# Anyone used the website Filmon in Dubai?



## keefiest (Jun 23, 2013)

Anyone used the website Filmon in Dubai? Just wanted to know if it is accessible or not. Many thanks in advance.


----------



## dizzyizzy (Mar 30, 2008)

I have the app on my iPad and it works fine, no 'workaround' needed, although to be honest I never watch it. My internet is with Du, if that helps.


----------



## BBmover (Jun 15, 2013)

I can use it on my iPad but when we try through our Internet on TV it doesn't work.....or I'm doing something wrong? It works fine but it does cut out from time to time.


----------



## keefiest (Jun 23, 2013)

BBmover said:


> I can use it on my iPad but when we try through our Internet on TV it doesn't work.....or I'm doing something wrong? It works fine but it does cut out from time to time.

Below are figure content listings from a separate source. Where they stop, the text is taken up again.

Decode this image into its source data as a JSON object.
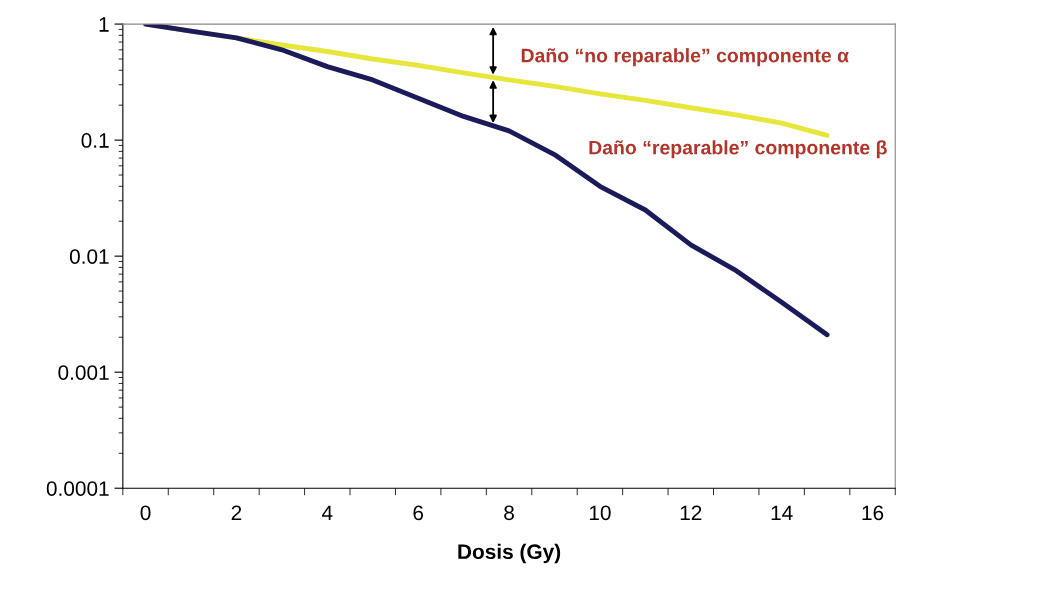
{
  "chart_data": {
    "type": "line",
    "categories": [
      "0",
      null,
      "2",
      null,
      "4",
      null,
      "6",
      null,
      "8",
      null,
      "10",
      null,
      "12",
      null,
      "14",
      null,
      "16"
    ],
    "series": [
      {
        "color": "#e6e63c",
        "values": [
          1,
          0.87,
          0.76,
          0.66,
          0.58,
          0.5,
          0.44,
          0.38,
          0.33,
          0.29,
          0.25,
          0.22,
          0.19,
          0.165,
          0.14,
          0.11,
          null
        ]
      },
      {
        "color": "#1b1b5c",
        "values": [
          1,
          0.87,
          0.76,
          0.6,
          0.43,
          0.33,
          0.23,
          0.16,
          0.12,
          0.075,
          0.04,
          0.025,
          0.0125,
          0.0075,
          0.004,
          0.0021,
          null
        ]
      }
    ],
    "xlabel": "Dosis (Gy)",
    "log": "y",
    "ylim": [
      0.0001,
      1
    ],
    "yticks": [
      0.0001,
      0.001,
      0.01,
      0.1,
      1
    ],
    "annotations": [
      "Daño “no reparable” componente α",
      "Daño “reparable” componente β"
    ],
    "grid": false,
    "legend": false,
    "marker": "none",
    "line_style": "solid"
  }
}
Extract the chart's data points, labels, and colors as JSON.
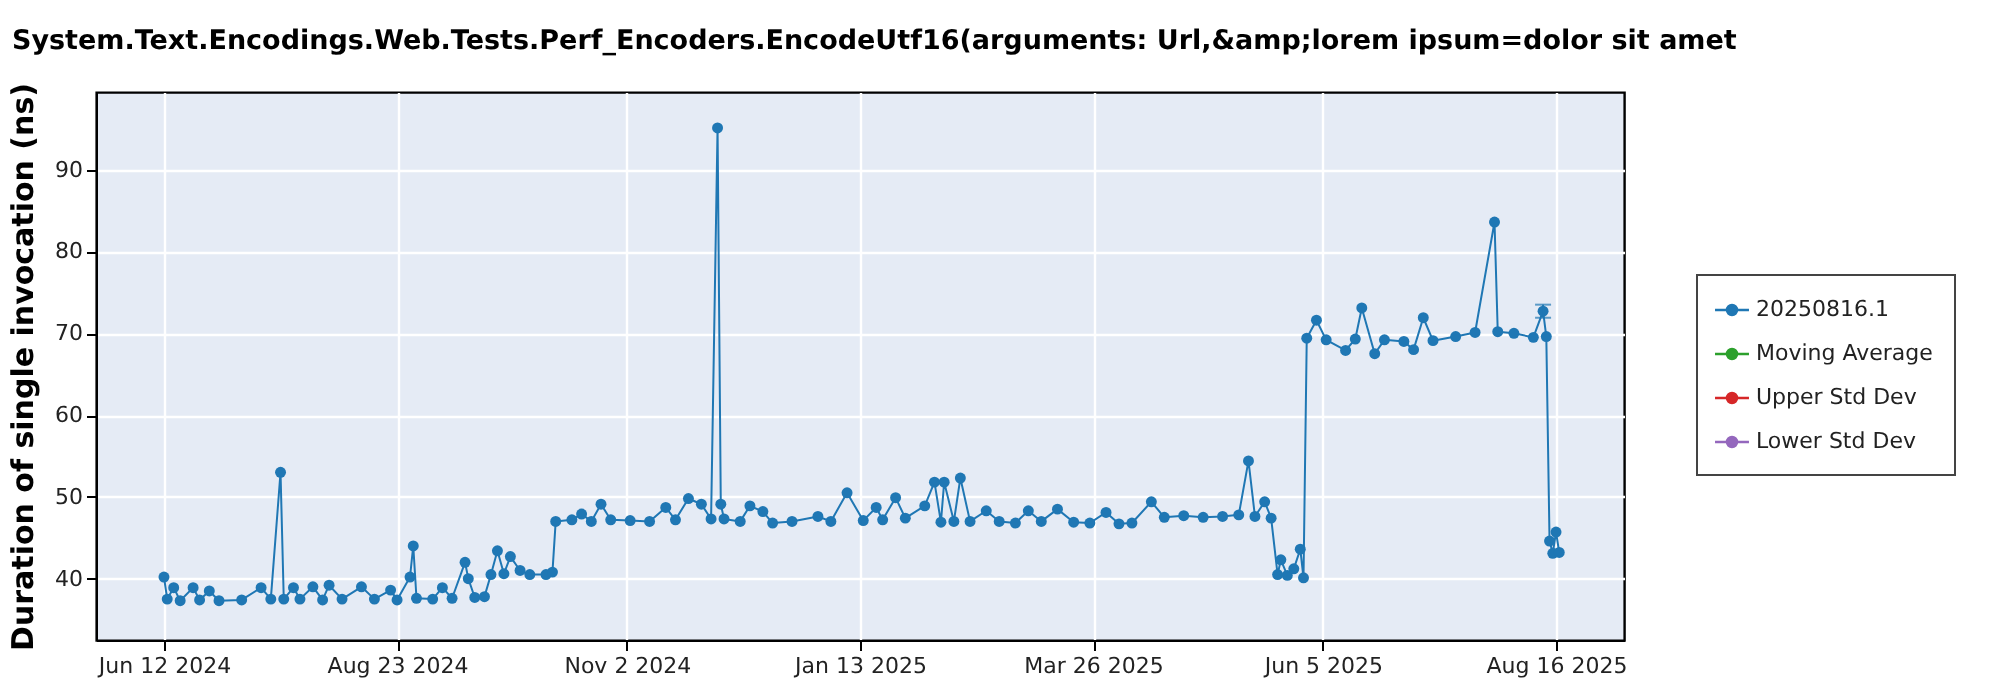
{
  "chart_data": {
    "type": "line",
    "title": "System.Text.Encodings.Web.Tests.Perf_Encoders.EncodeUtf16(arguments: Url,&amp;lorem ipsum=dolor sit amet",
    "ylabel": "Duration of single invocation (ns)",
    "x": [
      "2024-06-12",
      "2024-06-13",
      "2024-06-15",
      "2024-06-17",
      "2024-06-21",
      "2024-06-23",
      "2024-06-26",
      "2024-06-29",
      "2024-07-06",
      "2024-07-12",
      "2024-07-15",
      "2024-07-18",
      "2024-07-19",
      "2024-07-22",
      "2024-07-24",
      "2024-07-28",
      "2024-07-31",
      "2024-08-02",
      "2024-08-06",
      "2024-08-12",
      "2024-08-16",
      "2024-08-21",
      "2024-08-23",
      "2024-08-27",
      "2024-08-28",
      "2024-08-29",
      "2024-09-03",
      "2024-09-06",
      "2024-09-09",
      "2024-09-13",
      "2024-09-14",
      "2024-09-16",
      "2024-09-19",
      "2024-09-21",
      "2024-09-23",
      "2024-09-25",
      "2024-09-27",
      "2024-09-30",
      "2024-10-03",
      "2024-10-08",
      "2024-10-10",
      "2024-10-11",
      "2024-10-16",
      "2024-10-19",
      "2024-10-22",
      "2024-10-25",
      "2024-10-28",
      "2024-11-03",
      "2024-11-09",
      "2024-11-14",
      "2024-11-17",
      "2024-11-21",
      "2024-11-25",
      "2024-11-28",
      "2024-11-30",
      "2024-12-01",
      "2024-12-02",
      "2024-12-07",
      "2024-12-10",
      "2024-12-14",
      "2024-12-17",
      "2024-12-23",
      "2024-12-31",
      "2025-01-04",
      "2025-01-09",
      "2025-01-14",
      "2025-01-18",
      "2025-01-20",
      "2025-01-24",
      "2025-01-27",
      "2025-02-02",
      "2025-02-05",
      "2025-02-07",
      "2025-02-08",
      "2025-02-11",
      "2025-02-13",
      "2025-02-16",
      "2025-02-21",
      "2025-02-25",
      "2025-03-02",
      "2025-03-06",
      "2025-03-10",
      "2025-03-15",
      "2025-03-20",
      "2025-03-25",
      "2025-03-30",
      "2025-04-03",
      "2025-04-07",
      "2025-04-13",
      "2025-04-17",
      "2025-04-23",
      "2025-04-29",
      "2025-05-05",
      "2025-05-10",
      "2025-05-13",
      "2025-05-15",
      "2025-05-18",
      "2025-05-20",
      "2025-05-22",
      "2025-05-23",
      "2025-05-25",
      "2025-05-27",
      "2025-05-29",
      "2025-05-30",
      "2025-05-31",
      "2025-06-03",
      "2025-06-06",
      "2025-06-12",
      "2025-06-15",
      "2025-06-17",
      "2025-06-21",
      "2025-06-24",
      "2025-06-30",
      "2025-07-03",
      "2025-07-06",
      "2025-07-09",
      "2025-07-16",
      "2025-07-22",
      "2025-07-28",
      "2025-07-29",
      "2025-08-03",
      "2025-08-09",
      "2025-08-12",
      "2025-08-13",
      "2025-08-14",
      "2025-08-15",
      "2025-08-16",
      "2025-08-17"
    ],
    "series": [
      {
        "name": "20250816.1",
        "color": "#1f77b4",
        "values": [
          40.2,
          37.5,
          38.9,
          37.3,
          38.9,
          37.4,
          38.5,
          37.3,
          37.4,
          38.9,
          37.5,
          53.0,
          37.5,
          38.9,
          37.5,
          39.0,
          37.4,
          39.2,
          37.5,
          39.0,
          37.5,
          38.6,
          37.4,
          40.2,
          44.0,
          37.6,
          37.5,
          38.9,
          37.6,
          42.0,
          40.0,
          37.7,
          37.8,
          40.5,
          43.4,
          40.6,
          42.7,
          41.0,
          40.5,
          40.5,
          40.8,
          47.0,
          47.2,
          47.9,
          47.0,
          49.1,
          47.2,
          47.1,
          47.0,
          48.7,
          47.2,
          49.8,
          49.1,
          47.3,
          95.1,
          49.1,
          47.3,
          47.0,
          48.9,
          48.2,
          46.8,
          47.0,
          47.6,
          47.0,
          50.5,
          47.1,
          48.7,
          47.2,
          49.9,
          47.4,
          48.9,
          51.8,
          46.9,
          51.8,
          47.0,
          52.3,
          47.0,
          48.3,
          47.0,
          46.8,
          48.3,
          47.0,
          48.5,
          46.9,
          46.8,
          48.1,
          46.7,
          46.8,
          49.4,
          47.5,
          47.7,
          47.5,
          47.6,
          47.8,
          54.4,
          47.6,
          49.4,
          47.4,
          40.5,
          42.3,
          40.4,
          41.2,
          43.6,
          40.1,
          69.4,
          71.6,
          69.2,
          67.9,
          69.3,
          73.1,
          67.5,
          69.2,
          69.0,
          68.0,
          71.9,
          69.1,
          69.6,
          70.1,
          83.6,
          70.2,
          70.0,
          69.5,
          72.7,
          69.6,
          44.6,
          43.1,
          45.7,
          43.2
        ],
        "errors": [
          null,
          null,
          null,
          null,
          null,
          null,
          null,
          null,
          null,
          null,
          null,
          null,
          null,
          null,
          null,
          null,
          null,
          null,
          null,
          null,
          null,
          null,
          null,
          null,
          null,
          null,
          null,
          null,
          null,
          null,
          null,
          null,
          null,
          null,
          null,
          null,
          null,
          null,
          null,
          null,
          null,
          null,
          null,
          null,
          null,
          null,
          null,
          null,
          null,
          null,
          null,
          null,
          null,
          null,
          null,
          null,
          null,
          null,
          null,
          null,
          null,
          null,
          null,
          null,
          null,
          null,
          null,
          null,
          null,
          null,
          null,
          null,
          null,
          null,
          null,
          null,
          null,
          null,
          null,
          null,
          null,
          null,
          null,
          null,
          null,
          null,
          null,
          null,
          null,
          null,
          null,
          null,
          null,
          null,
          null,
          null,
          null,
          null,
          null,
          null,
          null,
          null,
          null,
          null,
          null,
          null,
          null,
          null,
          null,
          null,
          null,
          null,
          null,
          null,
          null,
          null,
          null,
          null,
          null,
          null,
          null,
          null,
          0.8,
          null,
          null,
          null,
          null,
          null
        ]
      },
      {
        "name": "Moving Average",
        "color": "#2ca02c",
        "values": [
          null,
          null,
          null,
          null,
          null,
          null,
          null,
          null,
          null,
          null,
          null,
          null,
          null,
          null,
          null,
          null,
          null,
          null,
          null,
          null,
          null,
          null,
          null,
          null,
          null,
          null,
          null,
          null,
          null,
          null,
          null,
          null,
          null,
          null,
          null,
          null,
          null,
          null,
          null,
          null,
          null,
          null,
          null,
          null,
          null,
          null,
          null,
          null,
          null,
          null,
          null,
          null,
          null,
          null,
          null,
          null,
          null,
          null,
          null,
          null,
          null,
          null,
          null,
          null,
          null,
          null,
          null,
          null,
          null,
          null,
          null,
          null,
          null,
          null,
          null,
          null,
          null,
          null,
          null,
          null,
          null,
          null,
          null,
          null,
          null,
          null,
          null,
          null,
          null,
          null,
          null,
          null,
          null,
          null,
          null,
          null,
          null,
          null,
          null,
          null,
          null,
          null,
          null,
          null,
          null,
          null,
          null,
          null,
          null,
          null,
          null,
          null,
          null,
          null,
          null,
          null,
          null,
          null,
          null,
          null,
          null,
          null,
          null,
          null,
          null,
          null,
          null,
          null
        ]
      },
      {
        "name": "Upper Std Dev",
        "color": "#d62728",
        "values": [
          null,
          null,
          null,
          null,
          null,
          null,
          null,
          null,
          null,
          null,
          null,
          null,
          null,
          null,
          null,
          null,
          null,
          null,
          null,
          null,
          null,
          null,
          null,
          null,
          null,
          null,
          null,
          null,
          null,
          null,
          null,
          null,
          null,
          null,
          null,
          null,
          null,
          null,
          null,
          null,
          null,
          null,
          null,
          null,
          null,
          null,
          null,
          null,
          null,
          null,
          null,
          null,
          null,
          null,
          null,
          null,
          null,
          null,
          null,
          null,
          null,
          null,
          null,
          null,
          null,
          null,
          null,
          null,
          null,
          null,
          null,
          null,
          null,
          null,
          null,
          null,
          null,
          null,
          null,
          null,
          null,
          null,
          null,
          null,
          null,
          null,
          null,
          null,
          null,
          null,
          null,
          null,
          null,
          null,
          null,
          null,
          null,
          null,
          null,
          null,
          null,
          null,
          null,
          null,
          null,
          null,
          null,
          null,
          null,
          null,
          null,
          null,
          null,
          null,
          null,
          null,
          null,
          null,
          null,
          null,
          null,
          null,
          null,
          null,
          null,
          null,
          null,
          null
        ]
      },
      {
        "name": "Lower Std Dev",
        "color": "#9467bd",
        "values": [
          null,
          null,
          null,
          null,
          null,
          null,
          null,
          null,
          null,
          null,
          null,
          null,
          null,
          null,
          null,
          null,
          null,
          null,
          null,
          null,
          null,
          null,
          null,
          null,
          null,
          null,
          null,
          null,
          null,
          null,
          null,
          null,
          null,
          null,
          null,
          null,
          null,
          null,
          null,
          null,
          null,
          null,
          null,
          null,
          null,
          null,
          null,
          null,
          null,
          null,
          null,
          null,
          null,
          null,
          null,
          null,
          null,
          null,
          null,
          null,
          null,
          null,
          null,
          null,
          null,
          null,
          null,
          null,
          null,
          null,
          null,
          null,
          null,
          null,
          null,
          null,
          null,
          null,
          null,
          null,
          null,
          null,
          null,
          null,
          null,
          null,
          null,
          null,
          null,
          null,
          null,
          null,
          null,
          null,
          null,
          null,
          null,
          null,
          null,
          null,
          null,
          null,
          null,
          null,
          null,
          null,
          null,
          null,
          null,
          null,
          null,
          null,
          null,
          null,
          null,
          null,
          null,
          null,
          null,
          null,
          null,
          null,
          null,
          null,
          null,
          null,
          null,
          null
        ]
      }
    ],
    "xlim": [
      "2024-05-22",
      "2025-09-06"
    ],
    "xticks": [
      {
        "value": "2024-06-12",
        "label": "Jun 12 2024"
      },
      {
        "value": "2024-08-23",
        "label": "Aug 23 2024"
      },
      {
        "value": "2024-11-02",
        "label": "Nov 2 2024"
      },
      {
        "value": "2025-01-13",
        "label": "Jan 13 2025"
      },
      {
        "value": "2025-03-26",
        "label": "Mar 26 2025"
      },
      {
        "value": "2025-06-05",
        "label": "Jun 5 2025"
      },
      {
        "value": "2025-08-16",
        "label": "Aug 16 2025"
      }
    ],
    "ylim": [
      32.5,
      99.5
    ],
    "yticks": [
      40,
      50,
      60,
      70,
      80,
      90
    ],
    "grid": true,
    "legend": "right",
    "marker": "circle",
    "line_style": "solid"
  }
}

Thats brilliant, so no issues regarding the site being blocked then or anything else like that.


----------



## BBmover (Jun 15, 2013)

No problems being blocked!


----------



## keefiest (Jun 23, 2013)

BBmover said:


> No problems being blocked!


Thanks BBMover that will make things alot easier.


----------



## Brav0 (Feb 11, 2013)

I use it on my laptop and ipad I don't subscribe to the premium HD service, just standard def


----------



## boris&L (Aug 7, 2013)

You could use it in combination with Apple TV, you can stream the movies using the projection option in your Mac or your IPad. Works wonderfully (video and sound)


----------



## Ogri750 (Feb 14, 2008)

Mirroring it through Apple TV from my Mac is exactly what I am doing at the moment. 

Bourne Supremacy on ITV 2


----------